«Quello che stiamo vivendo oggi è il frutto di un processo lungo, che è iniziato con il disfacimento del centrodestra, è continuato con la vittoria di Crocetta e che oggi ha bisogno di un rinnovamento». Nel corso della direzione regionale del Pd, Fausto Raciti non pronuncia mai il nome di Pietro Grasso, eppure tutto il filo logico del suo ragionamento conduce lì, alla «concreta possibilità di costruire una coalizione più larga di quella fatta fin qui».
Il modello Palermo ha lasciato entusiasmo in casa Dem, dove con orgoglio si rivendica «il nostro ruolo per impedire un ritorno al passato». «Abbiamo preferito – ha sottolineato Raciti – vincere insieme, piuttosto che perdere separati. Un percorso che ci ha visti anche al fianco della sinistra palermitana, che ha messo in campo le sue forze per un progetto comune. Anche questo è un elemento di novità». Secondo Raciti, tutto questo lascerebbe intravedere «la possibilità di giocare una partita guardando al futuro, facendo del Pd magari non l’unico, ma uno dei protagonisti che possano consentire la realistica prospettiva di costruire futuro».

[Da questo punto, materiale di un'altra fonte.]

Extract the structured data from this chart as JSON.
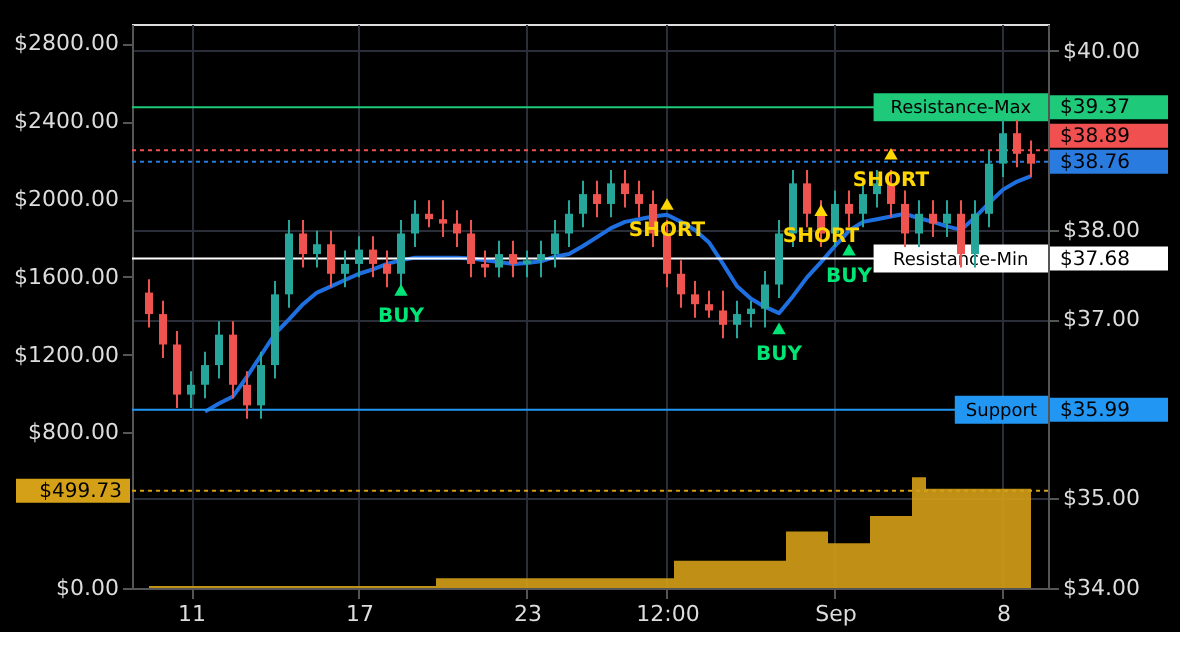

Da Beppe Lumia ad Antonello Cracolici, da Giovanni Bruno a Cleo Li Calzi, da Giuseppe Lupo a Baldo Gucciardi, passando per Antonio Rubino, Luca Sammartino, Alice Anselmo, Pippo Digiacomo, Tonino Russo. Gli unici assenti nel corso della relazione di Raciti, che esattamente come non ha mai pronunciato il nome di Grasso, non ha mai accennato al ricorso alle primarie nella scelta del candidato alla presidenza della Regione, sono – non a caso – Davide Faraone e Rosario Crocetta (ufficialmente fuori Palermo per una visita medica). Il sottosegretario, in realtà, si trovava a Trapani con Roberto Giacchetti per un’iniziativa a sostegno del candidato sindaco Piero Savona.
Un argomento, quello del caso Trapani, affrontato anche da Raciti: «Siamo tutti impegnati – ha detto – nel difficile obiettivo di raggiungere il doppio quorum, ma occorre sottolineare che a Trapani si sta verificando una situazione che rischia di essere un precedente pericolosissimo per la vita democratica, perché sancisce il principio che un candidato, che teme di perdere, conquista il potere di invalidare la competizione. Nelle sedi opportune sarà necessario invocare un intervento di carattere legislativo per correggere questa stortura».
In ogni caso, il tema resta Palermo, il ruolo del Pd e «la capacità di Orlando di interpretare il sentimento dei palermitani». Ma Raciti fissa dei paletti: «È d’obbligo ricordare anche che questa coalizione è stata possibile a partire dalla generosità del Partito democratico». Insomma, secondo il segretario dem, «il Pd è una forza generosa e le amministrative sono state il completamento di un tentativo fatto con il governo politico. Per dirne una, il tram di Palermo è stato uno dei temi della campagna elettorale, ma senza il governo regionale, Pistorio compreso, non so se sarebbe una realtà».
Eccolo lì: Pistorio, il pasticciaccio del caso Morace, lo strappo interno alla coalizione. «Non posso nascondere – ha ammesso Raciti – il grande dispiacere per il dibattito che si è aperto dal giorno dopo le amministrative attorno al governo regionale. L’utilizzo di intercettazioni che non hanno rilevanza penale può rappresentare un inquinamento del dibattito politico». Insomma, Raciti lo dice con chiarezza: «I Centristi e Alternativa Popolare non intendono compromettere il rapporto col Pd, che vedono come un interlocutore per il futuro. Il Partito democratico ha come sua missione quella di legare altre forze al suo progetto di cambiamento e i moderati – ha concluso – sono stati uno degli elementi per cambiare il futuro di questa terra».